A normalidade dos pensamentos

Gosto de cheiros intensos e luzes cintilantes ao longe na noite. Deambulando na planície, vejo erguida e distante a montanha. Subindo a serra, vejo plantada nos meus olhos a planície longínqua. Ambos me asfixiam com cheiros, um mais fresco que o outro, mas ambos fortes, intensos, e desafiadores. Tudo está longe, tudo está perto. Eu estou, eu sou, equidistante de mim próprio, como uma circunferência e a equidistância matemática dos seus pontos.
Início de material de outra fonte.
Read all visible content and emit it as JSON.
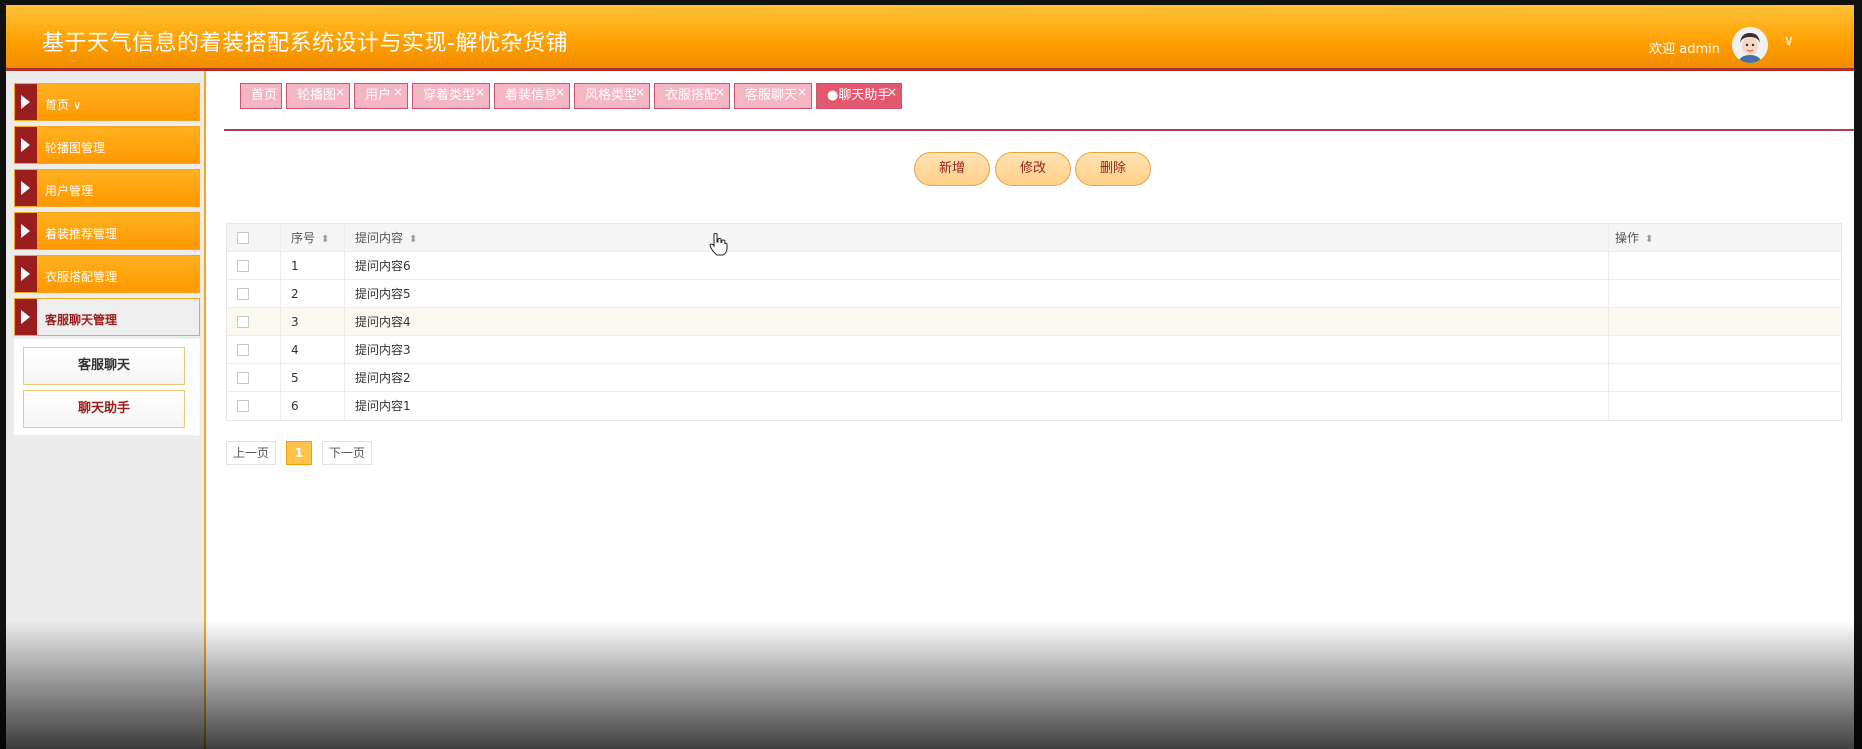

Não sei se gostava de ter pensamentos normais, porque não sei nada acerca da normalidade dos pensamentos. Apenas sei, acerca da anormalidade ou normalidade dos meus pensamentos. As minhas opiniões são dementes e alienadas, calmas e lúcidas, como os meus pensamentos reflectivos. Sentir-me desequilibrado é comparar-me ao equilíbrio que julgo saber existir, isso faz de mim, equilíbrio afinal. É como a humildade, essa senhora que não é mais do que uma táctica de inflamação do ego. Não rezo, reflicto. Não creio, verifico. Desentendo-me regularmente com as palavras, mas amo-as. Também gostos de números, dão-me o ritmo que preciso para a poesia. As palavras são os meus pensares, engolidos e expostos. Gosto quando me dizem: “vou-te deixar” sem terem que me deixar. Se não existem raízes ou sementes, não há deixar. Só e apenas existe, semear. Aí penso: “estou sano”.

 

A velha senhora do contentor do lixo esconde-se quando passo. Gosto dela, mais do que de tantas. Já conheço o bater da tampa do caixote e dos passos surdos da sua direcção. Já reconheço o vulto curvo e a delineada sua sombra ao luar. Conheço-a, como conheço o meu pedaço moreno de mar a norte de São Pedro. Conheço-o tão bem. Conheço a areia onde enterro os meus pés e a madrugada onde me inquieto. Conheço o mar pelos sons das marés. A temperatura pelo frio, e o frio pela desobrigação de temperatura.

 

No carro tinha um papel que me pareceu uma multa. Não era. Era um papel molhado de madrugada, com um número de telefone onde se publicitava trabalhos sexuais. Pensei, a esta hora da madrugada até ia um abraço. Depois pensei, mas tenho que me despir, vestir, agitar, sorrir porventura, ocultar um choro, encovar-me de mim, ser quem não sou, e afinal só queria um abraço. Pensei novamente, se ligasse, quem se prostituía era eu. Não deixei de ficar indiferente ao papelinho molhado de madrugada no pára-brisas do meu carro junto ao mar, nunca tinha visto, nunca tinha assistido, não sabia da existência de papelinhos com tal conteúdo, nos vidros dos carros escorridos de água e maresia.

 

Não sei se gostava de ter pensamentos normais, porque não sei nada, acerca da normalidade dos pensamentos.